Although the press release on Weatherford’s work describes his scenes as symbolic, I wonder at this statement. Symbolism requires symbols or signs, concepts the viewer is invited to recognize in order to reconstruct the essence of the artist’s message. Given how oblique the work is, plus its disinclination to be titled, this description might be a little too confining when viewing Weatherford’s work. It is more fulfilling to respond to the blistering irrational edginess of the work without the “Where’s Waldo” dissatisfaction of seeking symbols that have actually been disguised as much as possible.

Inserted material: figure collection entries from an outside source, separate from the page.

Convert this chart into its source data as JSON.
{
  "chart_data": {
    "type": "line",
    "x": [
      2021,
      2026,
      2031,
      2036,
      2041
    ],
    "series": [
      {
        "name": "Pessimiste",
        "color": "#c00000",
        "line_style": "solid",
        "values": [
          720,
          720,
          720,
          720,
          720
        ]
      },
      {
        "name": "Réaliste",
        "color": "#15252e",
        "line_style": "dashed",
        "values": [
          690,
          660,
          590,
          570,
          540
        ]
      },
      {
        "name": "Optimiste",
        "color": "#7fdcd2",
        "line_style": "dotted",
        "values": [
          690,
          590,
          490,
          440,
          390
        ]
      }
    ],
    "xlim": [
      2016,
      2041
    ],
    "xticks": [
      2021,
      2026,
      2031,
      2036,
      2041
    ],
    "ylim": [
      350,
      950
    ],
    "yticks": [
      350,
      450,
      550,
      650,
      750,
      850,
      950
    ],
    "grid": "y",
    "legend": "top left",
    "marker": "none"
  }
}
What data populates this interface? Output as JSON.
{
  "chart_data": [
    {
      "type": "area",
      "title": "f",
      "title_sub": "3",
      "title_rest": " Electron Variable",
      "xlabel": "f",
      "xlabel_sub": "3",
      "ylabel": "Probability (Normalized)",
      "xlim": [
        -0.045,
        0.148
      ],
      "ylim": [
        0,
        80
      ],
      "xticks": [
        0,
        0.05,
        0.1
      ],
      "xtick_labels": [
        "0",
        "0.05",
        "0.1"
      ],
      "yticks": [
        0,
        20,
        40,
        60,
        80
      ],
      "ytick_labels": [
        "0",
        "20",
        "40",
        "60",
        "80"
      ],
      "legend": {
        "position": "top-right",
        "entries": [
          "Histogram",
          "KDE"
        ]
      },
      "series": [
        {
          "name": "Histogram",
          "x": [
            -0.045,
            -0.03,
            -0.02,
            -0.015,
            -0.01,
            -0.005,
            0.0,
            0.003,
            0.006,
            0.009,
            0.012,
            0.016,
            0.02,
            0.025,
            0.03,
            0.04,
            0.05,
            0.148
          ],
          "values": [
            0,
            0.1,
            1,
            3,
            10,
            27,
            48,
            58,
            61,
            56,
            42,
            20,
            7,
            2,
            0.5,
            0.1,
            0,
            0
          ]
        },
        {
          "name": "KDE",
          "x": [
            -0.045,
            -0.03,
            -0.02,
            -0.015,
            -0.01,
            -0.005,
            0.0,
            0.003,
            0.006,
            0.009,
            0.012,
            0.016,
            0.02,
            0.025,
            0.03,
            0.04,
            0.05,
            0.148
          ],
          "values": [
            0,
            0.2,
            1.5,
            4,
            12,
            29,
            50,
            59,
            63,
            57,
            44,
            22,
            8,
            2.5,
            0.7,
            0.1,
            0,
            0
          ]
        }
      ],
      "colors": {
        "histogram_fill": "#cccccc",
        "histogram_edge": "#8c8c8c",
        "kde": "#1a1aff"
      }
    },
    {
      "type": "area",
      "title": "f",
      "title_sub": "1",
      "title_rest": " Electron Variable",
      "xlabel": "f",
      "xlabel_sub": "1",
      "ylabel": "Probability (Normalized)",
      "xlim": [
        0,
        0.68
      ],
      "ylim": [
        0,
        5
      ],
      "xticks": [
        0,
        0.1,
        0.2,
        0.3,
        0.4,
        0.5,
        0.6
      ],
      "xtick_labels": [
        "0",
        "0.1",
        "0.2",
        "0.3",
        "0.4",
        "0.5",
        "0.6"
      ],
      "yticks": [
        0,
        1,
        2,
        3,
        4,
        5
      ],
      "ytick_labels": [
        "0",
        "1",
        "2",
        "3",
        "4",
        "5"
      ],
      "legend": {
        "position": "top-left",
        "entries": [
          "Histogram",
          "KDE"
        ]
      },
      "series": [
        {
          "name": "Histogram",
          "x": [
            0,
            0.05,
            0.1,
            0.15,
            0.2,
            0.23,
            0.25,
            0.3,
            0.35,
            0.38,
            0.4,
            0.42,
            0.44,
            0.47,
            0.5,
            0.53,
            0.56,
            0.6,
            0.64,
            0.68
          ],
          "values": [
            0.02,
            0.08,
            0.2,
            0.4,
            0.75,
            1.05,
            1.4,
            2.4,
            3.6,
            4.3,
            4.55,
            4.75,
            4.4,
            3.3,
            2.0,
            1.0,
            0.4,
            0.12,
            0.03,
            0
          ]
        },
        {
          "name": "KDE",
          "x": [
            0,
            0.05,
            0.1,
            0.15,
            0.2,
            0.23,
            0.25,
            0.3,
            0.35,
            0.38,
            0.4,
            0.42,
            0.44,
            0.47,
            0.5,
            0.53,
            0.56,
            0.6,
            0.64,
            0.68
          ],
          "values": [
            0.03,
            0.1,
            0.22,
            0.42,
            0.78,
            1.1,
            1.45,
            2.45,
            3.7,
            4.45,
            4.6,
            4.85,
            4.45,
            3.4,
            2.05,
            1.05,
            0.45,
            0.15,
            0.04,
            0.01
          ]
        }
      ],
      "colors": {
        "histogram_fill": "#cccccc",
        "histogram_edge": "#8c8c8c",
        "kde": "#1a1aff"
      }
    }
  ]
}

The universality of Weatherford’s paintings is really a deep neurological experience that occurs outside of symbol. Instead, it seems, the primal reaction should be the fundamental consideration, not the intellectual effort to identify specific meaning. There the itchy response to any base need would have been interconnected to a whole system of reaction. In that world, the result of an insect bite is not a trip to the medicine cabinet, but rather something more significant — a hissing, contractile, momentous acknowledgement of existence or extinction, surpassing yearning and grief and all other ego business on its way to the absolute of living: to the snake biting its own tail. Without specifically rendering such a prototypical image, that seems more of what Weatherford imagines when he makes his nervous, ecstatic paintings that he considers sanctuaries to survival.